India keeps open option of military strike on Pakistan

INDIA SAYS it is keeping open the option of a military strike against Pakistan, which it blames for last month's terrorist attack…

INDIA SAYS it is keeping open the option of a military strike against Pakistan, which it blames for last month's terrorist attack on its financial and film capital, Mumbai, in which over 175 people died.

"Terrorism remains a scourge for our region," said foreign minister Pranab Mukherjee said at the weekend. "If a country [Pakistan] cannot keep the assurances that it has given, then it obliges us to consider the entire range of options that exist to protect our interests and people from this menace."

On Saturday Mr Mukherjee and defence minister AK Antony attended a meeting of India's three service chiefs and senior security officials in which an audit of all possible scenarios against Pakistan was evaluated.
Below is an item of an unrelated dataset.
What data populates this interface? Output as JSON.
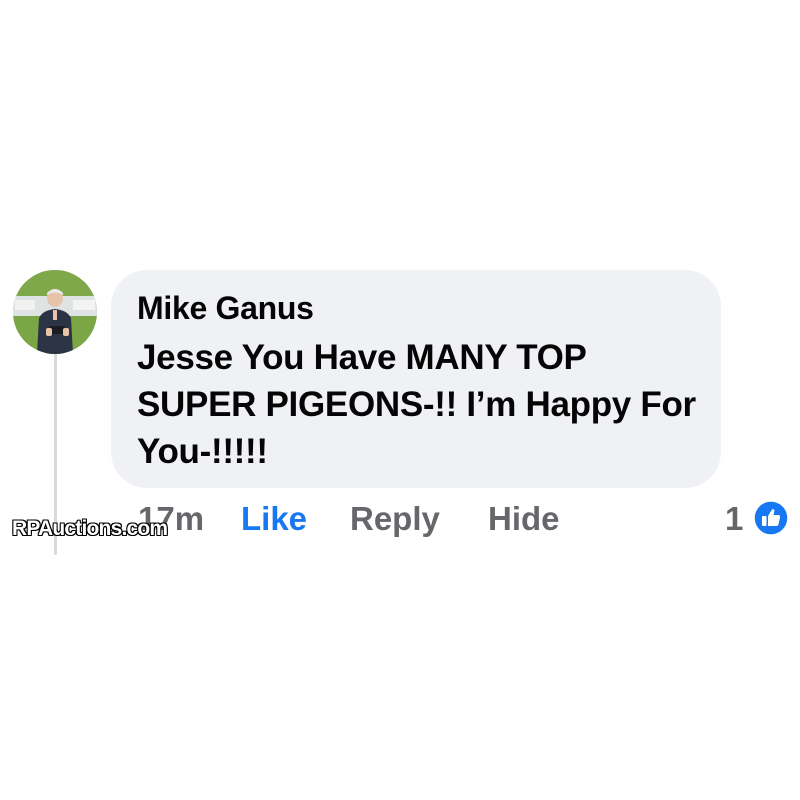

The Indian Air Force has deployed MiG-29 combat aircraft at the Hindon air base on the outskirts of the federal capital New Delhi as protection against any incursion from neighbouring Pakistan who it blames for last month's terror strikes in Mumbai.

READ MORE

India, backed by the US and Britain, claims the 10 gunmen who attacked Mumbai's two luxury hotels, a nearby Jewish Centre and the city's main train stations, belonged to the Pakistan-based Lashkar-i-Taiba (LiT or Army of the Pure) radical Islamist group.

Pakistan denies these claims.

India's military, meanwhile, continues to maintain a state of high alert following the Mumbai terror strikes with its frontline fighters armed and its warships deployed even though senior leaders have claimed war was not a solution.

The air force is maintaining its fighters in a state of operational readiness at strategic bases along the Pakistani frontier in passive air defence mode.

In this formulation frontline combat aircraft have been fitted with precision guided munitions and moved into bomb-proof pens for immediate deployment.

Radar and air defence batteries have also been activated along the 4,000km frontier with Pakistan, a large proportion of it in the Himalayas. Alongside, warships from India's largest Western Naval Command at Mumbai have also deployed across the Arabian Sea with enough resources to last them several weeks. Leave for defence personnel has been curtailed.

The 2002 confrontation, in which both sides amassed over one million troops backed by artillery and armour formations following the attack on India's parliament which was also blamed on the LiT, threatened to escalate into a nuclear conflagration leading to large-scale evacuation of foreign nations from either side.

Since independence the neighbours have fought three wars and an 11-week border engagement in 1999 after the two sides developed nuclear weapons capability.

Meanwhile, the Taj Mahal and the Trident-Oberoi hotels that were attacked by the terrorists reopened yesterday. Guests began trickling into the Trident in the morning with about 100 of the 550 rooms booked and all four restaurants operational for the first full day of business in just over three weeks.

Earlier a private, multi-faith ceremony "to pray for solace and a safer future in the days ahead" was held at the Trident.

At the Taj, more than 1,000 guests, including leading businessmen and celebrities, attended a private reception before the evening reopening of 268 rooms and seven restaurants in the 105-year- old waterfront hotel.

As an added incentive, Taj guests were being ferried in from Mumbai's airport in Jaguars which are also owned by Ratan Tata, chief executive of the Tata Group and the hotel's owner.

Tata has vowed to restore the Taj to its former glory after it was ravaged by fire, bullets and grenades as gunmen fought commandos in a see-saw battle lasting almost three days.